Did Frank Sinatra ever sing "Hit the Road, Jack?"
1 posted on
01/23/2015 10:53:04 AM PST by
PJ-Comix
To: PJ-Comix
Ronan and Luke Russert should get married.
2 posted on
01/23/2015 10:54:18 AM PST by
E. Pluribus Unum
(Offend a Christian and he is obliged to pray for you. Offend a Muslim and he is obliged to kill you.)
To: PJ-Comix
Well, we can be sure it will be an award-winning road trip!
To: PJ-Comix
If Frank were alive he would disown this SORRY PUNK!
4 posted on
01/23/2015 10:57:31 AM PST by
dennisw
(The first principle is to find out who you are then you can achieve anything -- Buddhist monk)
To: PJ-Comix
It’s called jumping the shark....
5 posted on
01/23/2015 10:58:09 AM PST by
Paladin2
To: PJ-Comix
only 13,000 people Good lord, that's bad. I bet most of them were forced to watch it in airport terminals.
6 posted on
01/23/2015 10:58:45 AM PST by
Opinionated Blowhard
("When the people find they can vote themselves money, that will herald the end of the republic.")
To: PJ-Comix
Its about diving in deep, says Farrow during a recent interview while reporting in Paris. His goal is to travel to places where big stories erupt... Basically, it's about getting to travel as much as possible on MSNBC's dime before they cut him off.
To: PJ-Comix
- Its a completely hectic, makeshift process. You are building the airplane at the same time you are flying it, he says.NOT a good idea
14 posted on
01/23/2015 11:05:18 AM PST by
JPG
(The GOPe will always find a way to surrender)
To: PJ-Comix
Maybe Farrow should start wearing green lipstick and take a bath in a bowl of Fruit Loops.
President Obama was asked about his 'first wife' in a PR-disaster interview on Thursday after picking three of the most popular YouTube content creators to interview him. GloZell Green, a popular YouTube fixture known for her extreme acts like eating a ladle full of cinnamon, offered the president three samples of her trademark green lipstick as gifts for his daughters and for the woman she called Obama's 'first wife.'
16 posted on
01/23/2015 11:07:26 AM PST by
N. Theknow
(Kennedys-Can't drive, can't ski, can't fly, can't skipper a boat-But they know what's best for you.)
To: PJ-Comix
Wow, even raw sewage gets a cable network these days.
17 posted on
01/23/2015 11:10:01 AM PST by
Bullish
(He's just NOT presidential material.)
To: PJ-Comix
Ronan Farrow?
Is that some kind of bird?
19 posted on
01/23/2015 11:18:01 AM PST by
WayneS
(Don't blame me, I voted for Kodos.)
To: PJ-Comix
He really enjoys finding the human piece to tell the bigger story and push forward the narrative, he says. It sounds like he might be a serial killer.

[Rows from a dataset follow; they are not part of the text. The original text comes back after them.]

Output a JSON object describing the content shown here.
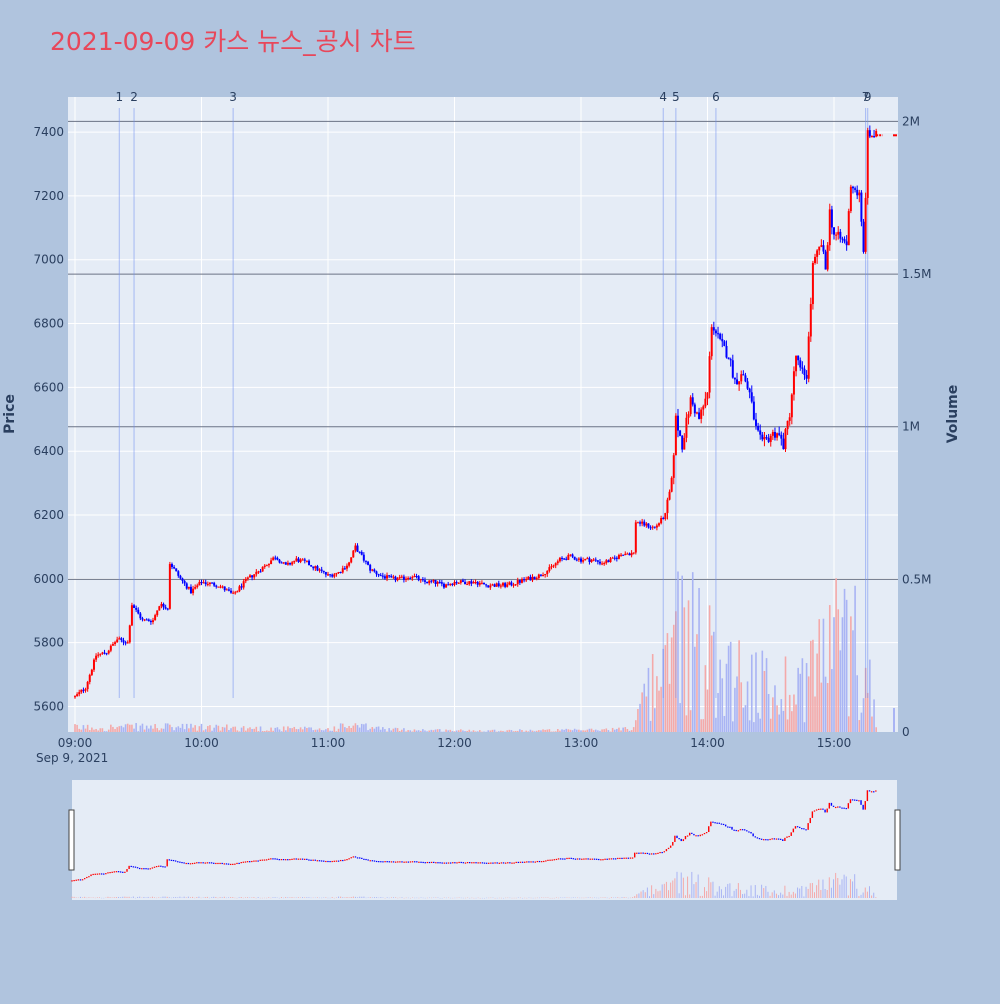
{
  "colors": {
    "page_bg": "#b0c4de",
    "plot_bg": "#e5ecf6",
    "title": "#e8475a",
    "up": "#ff0000",
    "down": "#0000ff",
    "vol_up": "#f4a9a9",
    "vol_down": "#a9b4f4",
    "event_line": "#6f8ef0",
    "axis_text": "#2a3f5f",
    "volume_grid": "#6b7385"
  },
  "chart_data": {
    "type": "candlestick",
    "title": "2021-09-09 카스 뉴스_공시 차트",
    "ylabel": "Price",
    "y2label": "Volume",
    "date_label": "Sep 9, 2021",
    "x_ticks": [
      "09:00",
      "10:00",
      "11:00",
      "12:00",
      "13:00",
      "14:00",
      "15:00"
    ],
    "y_ticks": [
      5600,
      5800,
      6000,
      6200,
      6400,
      6600,
      6800,
      7000,
      7200,
      7400
    ],
    "y2_ticks": [
      {
        "value": 0,
        "label": "0"
      },
      {
        "value": 500000,
        "label": "0.5M"
      },
      {
        "value": 1000000,
        "label": "1M"
      },
      {
        "value": 1500000,
        "label": "1.5M"
      },
      {
        "value": 2000000,
        "label": "2M"
      }
    ],
    "x_range": [
      "09:00",
      "15:30"
    ],
    "ylim": [
      5520,
      7510
    ],
    "y2lim": [
      0,
      2080000
    ],
    "grid": true,
    "range_slider": true,
    "event_markers": [
      {
        "label": "1",
        "time": "09:21"
      },
      {
        "label": "2",
        "time": "09:28"
      },
      {
        "label": "3",
        "time": "10:15"
      },
      {
        "label": "4",
        "time": "13:39"
      },
      {
        "label": "5",
        "time": "13:45"
      },
      {
        "label": "6",
        "time": "14:04"
      },
      {
        "label": "7",
        "time": "15:15"
      },
      {
        "label": "9",
        "time": "15:16"
      }
    ],
    "price_path": [
      [
        "09:00",
        5630
      ],
      [
        "09:05",
        5660
      ],
      [
        "09:10",
        5760
      ],
      [
        "09:15",
        5770
      ],
      [
        "09:20",
        5810
      ],
      [
        "09:25",
        5800
      ],
      [
        "09:27",
        5920
      ],
      [
        "09:32",
        5870
      ],
      [
        "09:37",
        5870
      ],
      [
        "09:40",
        5920
      ],
      [
        "09:44",
        5910
      ],
      [
        "09:45",
        6050
      ],
      [
        "09:50",
        6000
      ],
      [
        "09:55",
        5960
      ],
      [
        "10:00",
        5990
      ],
      [
        "10:08",
        5980
      ],
      [
        "10:15",
        5950
      ],
      [
        "10:22",
        6000
      ],
      [
        "10:30",
        6040
      ],
      [
        "10:35",
        6070
      ],
      [
        "10:40",
        6040
      ],
      [
        "10:45",
        6060
      ],
      [
        "10:50",
        6050
      ],
      [
        "10:55",
        6030
      ],
      [
        "11:00",
        6010
      ],
      [
        "11:05",
        6020
      ],
      [
        "11:10",
        6050
      ],
      [
        "11:13",
        6100
      ],
      [
        "11:20",
        6030
      ],
      [
        "11:25",
        6010
      ],
      [
        "11:30",
        6000
      ],
      [
        "11:35",
        6000
      ],
      [
        "11:40",
        6010
      ],
      [
        "11:45",
        5990
      ],
      [
        "11:50",
        5990
      ],
      [
        "11:55",
        5980
      ],
      [
        "12:00",
        5990
      ],
      [
        "12:05",
        5990
      ],
      [
        "12:10",
        5990
      ],
      [
        "12:15",
        5980
      ],
      [
        "12:20",
        5980
      ],
      [
        "12:25",
        5980
      ],
      [
        "12:30",
        5990
      ],
      [
        "12:35",
        6000
      ],
      [
        "12:40",
        6010
      ],
      [
        "12:45",
        6030
      ],
      [
        "12:50",
        6060
      ],
      [
        "12:55",
        6070
      ],
      [
        "13:00",
        6060
      ],
      [
        "13:05",
        6060
      ],
      [
        "13:10",
        6050
      ],
      [
        "13:15",
        6060
      ],
      [
        "13:20",
        6080
      ],
      [
        "13:25",
        6080
      ],
      [
        "13:26",
        6180
      ],
      [
        "13:30",
        6170
      ],
      [
        "13:35",
        6160
      ],
      [
        "13:40",
        6200
      ],
      [
        "13:43",
        6300
      ],
      [
        "13:45",
        6500
      ],
      [
        "13:48",
        6420
      ],
      [
        "13:52",
        6560
      ],
      [
        "13:56",
        6500
      ],
      [
        "14:00",
        6580
      ],
      [
        "14:02",
        6800
      ],
      [
        "14:06",
        6740
      ],
      [
        "14:10",
        6700
      ],
      [
        "14:13",
        6620
      ],
      [
        "14:17",
        6640
      ],
      [
        "14:20",
        6580
      ],
      [
        "14:23",
        6470
      ],
      [
        "14:26",
        6420
      ],
      [
        "14:30",
        6450
      ],
      [
        "14:33",
        6460
      ],
      [
        "14:36",
        6420
      ],
      [
        "14:39",
        6520
      ],
      [
        "14:42",
        6700
      ],
      [
        "14:44",
        6650
      ],
      [
        "14:47",
        6640
      ],
      [
        "14:50",
        6980
      ],
      [
        "14:54",
        7050
      ],
      [
        "14:56",
        6970
      ],
      [
        "14:58",
        7150
      ],
      [
        "15:00",
        7080
      ],
      [
        "15:04",
        7060
      ],
      [
        "15:06",
        7050
      ],
      [
        "15:08",
        7240
      ],
      [
        "15:12",
        7200
      ],
      [
        "15:14",
        7020
      ],
      [
        "15:16",
        7390
      ],
      [
        "15:20",
        7390
      ]
    ],
    "volume_profile": [
      [
        "09:00",
        14000
      ],
      [
        "09:30",
        16000
      ],
      [
        "10:00",
        15000
      ],
      [
        "10:30",
        11000
      ],
      [
        "11:00",
        9000
      ],
      [
        "11:10",
        20000
      ],
      [
        "11:30",
        8000
      ],
      [
        "12:00",
        5000
      ],
      [
        "12:30",
        5000
      ],
      [
        "13:00",
        6000
      ],
      [
        "13:25",
        10000
      ],
      [
        "13:26",
        140000
      ],
      [
        "13:40",
        170000
      ],
      [
        "13:45",
        380000
      ],
      [
        "14:00",
        240000
      ],
      [
        "14:30",
        130000
      ],
      [
        "14:45",
        170000
      ],
      [
        "15:00",
        300000
      ],
      [
        "15:10",
        280000
      ],
      [
        "15:20",
        100000
      ]
    ]
  }
}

As opposed to that crazy woman in the photos above, who is apparently a cereal killer.
20 posted on
01/23/2015 11:22:30 AM PST by
WayneS
(Don't blame me, I voted for Kodos.)
To: PJ-Comix
MSNBC?
Isn't that the stinkfinger shakes down YT network?
21 posted on
01/23/2015 11:47:36 AM PST by
rawcatslyentist
(Genesis 1:29 And God said, Behold, I have given you every herb bearing seed,)
To: PJ-Comix
Maybe Farrow can find his real father.
To: PJ-Comix
Ronan Farrow Hits the RoadRonan the Commuter?
27 posted on
01/23/2015 12:37:12 PM PST by
pogo101
To: PJ-Comix
I am not sure he really had even a few thousand viewers. I noticed his show was blaring from the screens of a couple of the TVs set up opposite the treadmills at my gym, but nobody was actually looking at it. I suspect it may be going in some dental offices as well.